Watch out for foreign transaction fees
An easy way credit card companies make money is by imposing fees and extra charges for foreign transactions. “Foreign exchange fees are the banks and credit card companies’ dirty little secret,” says Moross. “If you travel regularly, you need a better solution for card and cash payments.”
Moross’s solution is Revolut, an overseas spending card. “It’s essentially a prepaid Mastercard that gives me the interbank exchange rate. I load it up with Pounds Sterling, as I live in the UK, and can use it in almost any country in the world and pay no foreign exchange fees, including when taking money out of ATMs.”
You can also consider applying for a credit card that does not charge foreign transaction fees.
When using your credit card, always pick the local currency
“When you use your credit card abroad, you will often be given the option to be charged in your home currency,” writes Matt Kepnes, travel blogger and author of “How to Travel the World on $50 a Day.”
So, instead of being charged in euros, for example, you will be asked if you want to be charged in U.S. dollars. “Never say yes,” writes Kepnes. “The rate at which they are converting the currency is always worse than the rate your bank will give you. Pick the local currency and let your credit card company make the conversion. You’ll get a better rate.”
Consider all of your airport options
“When booking flights, sometimes it is cheaper to fly into airports other than your final destination, and then take a train or bus,” says Kepnes. “This is especially true during peak travel season or festivals.”
Of course, you’ll want to make sure the airport isn’t too far out of the way and calculate whether or not the amount saved on the flight is worth the extra transport required.
Don’t pay for WiFi
“Libraries, Starbucks, and most cafes have free WiFi,” says Kepnes. “Instead of being stuck having to pay for Internet access, go to one of these spots.”

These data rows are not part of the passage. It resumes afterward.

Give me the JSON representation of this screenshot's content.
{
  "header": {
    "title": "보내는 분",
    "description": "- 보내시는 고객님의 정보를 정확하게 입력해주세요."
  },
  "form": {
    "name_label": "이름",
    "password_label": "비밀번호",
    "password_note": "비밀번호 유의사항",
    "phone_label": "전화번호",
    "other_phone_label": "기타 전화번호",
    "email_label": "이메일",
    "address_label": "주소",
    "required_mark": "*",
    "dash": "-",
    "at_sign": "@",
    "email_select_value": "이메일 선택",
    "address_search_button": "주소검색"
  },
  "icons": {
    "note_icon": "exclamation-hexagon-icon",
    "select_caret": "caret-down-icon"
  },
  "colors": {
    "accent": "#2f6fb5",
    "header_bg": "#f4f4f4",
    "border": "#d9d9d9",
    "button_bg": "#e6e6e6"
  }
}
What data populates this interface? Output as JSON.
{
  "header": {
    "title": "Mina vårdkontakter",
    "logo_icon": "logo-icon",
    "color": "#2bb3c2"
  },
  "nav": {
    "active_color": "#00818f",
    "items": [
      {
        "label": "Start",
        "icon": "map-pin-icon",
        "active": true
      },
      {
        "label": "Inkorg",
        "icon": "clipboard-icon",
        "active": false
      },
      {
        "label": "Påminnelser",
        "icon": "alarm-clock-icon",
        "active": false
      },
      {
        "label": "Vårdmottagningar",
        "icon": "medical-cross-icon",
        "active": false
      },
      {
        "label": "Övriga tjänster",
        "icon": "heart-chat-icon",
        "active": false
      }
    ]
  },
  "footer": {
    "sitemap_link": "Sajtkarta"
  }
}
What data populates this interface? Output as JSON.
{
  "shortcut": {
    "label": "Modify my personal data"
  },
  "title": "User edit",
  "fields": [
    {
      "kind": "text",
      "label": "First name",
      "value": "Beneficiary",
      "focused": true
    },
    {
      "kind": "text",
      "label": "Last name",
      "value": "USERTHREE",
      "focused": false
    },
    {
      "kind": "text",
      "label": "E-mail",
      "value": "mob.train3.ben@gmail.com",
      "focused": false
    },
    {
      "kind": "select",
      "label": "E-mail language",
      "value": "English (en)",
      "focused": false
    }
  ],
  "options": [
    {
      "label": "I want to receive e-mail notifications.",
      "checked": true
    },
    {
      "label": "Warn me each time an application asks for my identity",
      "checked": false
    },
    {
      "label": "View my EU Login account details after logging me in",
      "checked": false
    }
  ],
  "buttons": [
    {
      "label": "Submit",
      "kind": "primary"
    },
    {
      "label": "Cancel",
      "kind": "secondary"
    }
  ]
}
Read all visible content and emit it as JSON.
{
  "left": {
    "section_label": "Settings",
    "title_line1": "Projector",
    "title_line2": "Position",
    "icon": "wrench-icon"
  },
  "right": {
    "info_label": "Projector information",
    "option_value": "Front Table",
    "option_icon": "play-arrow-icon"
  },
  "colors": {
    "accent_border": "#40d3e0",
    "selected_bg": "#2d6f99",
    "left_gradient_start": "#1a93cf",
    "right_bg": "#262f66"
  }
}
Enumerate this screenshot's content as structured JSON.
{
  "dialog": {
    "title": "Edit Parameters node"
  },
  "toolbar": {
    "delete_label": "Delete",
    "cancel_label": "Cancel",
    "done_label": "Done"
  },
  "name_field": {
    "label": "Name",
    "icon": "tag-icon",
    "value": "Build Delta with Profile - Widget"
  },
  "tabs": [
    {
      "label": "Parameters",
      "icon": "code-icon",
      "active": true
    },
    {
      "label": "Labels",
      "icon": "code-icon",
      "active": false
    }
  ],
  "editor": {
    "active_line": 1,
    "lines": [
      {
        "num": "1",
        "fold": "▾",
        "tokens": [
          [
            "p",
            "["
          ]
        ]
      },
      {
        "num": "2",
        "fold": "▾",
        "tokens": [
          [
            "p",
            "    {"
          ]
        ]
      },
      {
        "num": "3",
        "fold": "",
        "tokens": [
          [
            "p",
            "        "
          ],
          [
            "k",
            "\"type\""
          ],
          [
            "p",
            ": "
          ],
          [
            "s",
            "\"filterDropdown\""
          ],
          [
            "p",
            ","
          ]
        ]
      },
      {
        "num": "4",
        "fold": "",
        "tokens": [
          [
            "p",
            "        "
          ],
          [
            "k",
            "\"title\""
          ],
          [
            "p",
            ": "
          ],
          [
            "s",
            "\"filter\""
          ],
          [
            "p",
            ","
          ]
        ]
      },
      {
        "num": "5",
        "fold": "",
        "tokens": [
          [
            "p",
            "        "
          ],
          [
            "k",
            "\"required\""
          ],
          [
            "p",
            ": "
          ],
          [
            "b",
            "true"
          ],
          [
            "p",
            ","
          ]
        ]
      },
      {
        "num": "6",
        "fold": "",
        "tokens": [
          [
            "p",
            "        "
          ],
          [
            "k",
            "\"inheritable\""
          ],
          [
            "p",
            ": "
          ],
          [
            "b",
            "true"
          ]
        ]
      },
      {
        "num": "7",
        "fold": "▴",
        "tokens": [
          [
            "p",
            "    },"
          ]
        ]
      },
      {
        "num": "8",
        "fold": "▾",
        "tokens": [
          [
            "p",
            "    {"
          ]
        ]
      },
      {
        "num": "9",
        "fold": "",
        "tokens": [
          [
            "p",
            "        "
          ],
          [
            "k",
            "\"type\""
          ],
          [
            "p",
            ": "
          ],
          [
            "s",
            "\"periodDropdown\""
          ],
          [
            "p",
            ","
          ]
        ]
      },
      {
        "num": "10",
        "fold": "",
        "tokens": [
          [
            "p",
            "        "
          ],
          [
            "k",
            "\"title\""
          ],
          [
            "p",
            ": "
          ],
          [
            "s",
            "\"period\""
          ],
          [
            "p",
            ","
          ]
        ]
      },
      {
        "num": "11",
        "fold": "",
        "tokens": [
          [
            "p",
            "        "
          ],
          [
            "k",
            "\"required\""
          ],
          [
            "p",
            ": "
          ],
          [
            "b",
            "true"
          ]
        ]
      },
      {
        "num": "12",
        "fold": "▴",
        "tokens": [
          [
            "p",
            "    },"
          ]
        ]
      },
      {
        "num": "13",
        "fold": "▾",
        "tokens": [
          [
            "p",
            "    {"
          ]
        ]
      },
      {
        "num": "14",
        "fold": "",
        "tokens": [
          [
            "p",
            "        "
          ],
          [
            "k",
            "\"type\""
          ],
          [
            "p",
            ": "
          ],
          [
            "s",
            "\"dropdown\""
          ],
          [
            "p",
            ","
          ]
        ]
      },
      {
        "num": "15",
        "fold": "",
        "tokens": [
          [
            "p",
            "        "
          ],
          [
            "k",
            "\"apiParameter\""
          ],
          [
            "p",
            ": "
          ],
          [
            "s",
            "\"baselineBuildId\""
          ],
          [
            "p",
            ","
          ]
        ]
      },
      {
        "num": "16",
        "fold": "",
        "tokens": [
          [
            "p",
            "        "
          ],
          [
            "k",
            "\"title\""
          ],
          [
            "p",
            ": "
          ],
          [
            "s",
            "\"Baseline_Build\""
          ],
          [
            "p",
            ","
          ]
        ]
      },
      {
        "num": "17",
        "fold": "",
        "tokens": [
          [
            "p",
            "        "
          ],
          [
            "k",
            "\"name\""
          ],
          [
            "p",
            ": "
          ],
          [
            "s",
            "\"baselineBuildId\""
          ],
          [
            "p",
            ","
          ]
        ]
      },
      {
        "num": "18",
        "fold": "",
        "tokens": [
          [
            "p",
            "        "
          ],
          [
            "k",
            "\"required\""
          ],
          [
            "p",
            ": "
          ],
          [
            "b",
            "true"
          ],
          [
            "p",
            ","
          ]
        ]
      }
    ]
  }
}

When you’re connected, use that time to catch up on texts and phone calls. Texting and calling abroad can easily add up, so turn off cellular data and use WiFi to avoid excessive chargers.
Save your fine dining for lunch time
If you want to try expensive restaurants, going midday, say Kepnes: “Most restaurants offer lunch specials much cheaper than those on the normal dinner menu.”
And remember, just because you’re on the road doesn’t mean you have to go out for every meal. “Visit the local supermarket to see what the local palate is like and cook yourself a nice dinner,” he suggests. “If you don’t have a kitchen where you are staying, hit the markets and make yourself some sandwiches for a picnic in the park.”
“If you’re thinking of staying in a town for more than a week, compare the weekly, fortnightly and monthly rate for the holiday home you like,” write travel bloggers Josh and Erin Bender, who have been traveling the world nonstop with their family since 2012.
“In some occasions the owner really wants the place booked and will provide significant discounts on a monthly rate. On several occasions we only had three weeks available but booked a month because that rate was much cheaper than the weekly rate.”
Travel when others won’t
Traveling during holidays and peak season is going to cost you more. If possible, plan your trips during the off-season, the Benders write: “Accommodation prices can be up to 50 percent lower during the low seasons, so the savings really add up.”
Another pro of going low: Chances are, your destination will be much less crowded.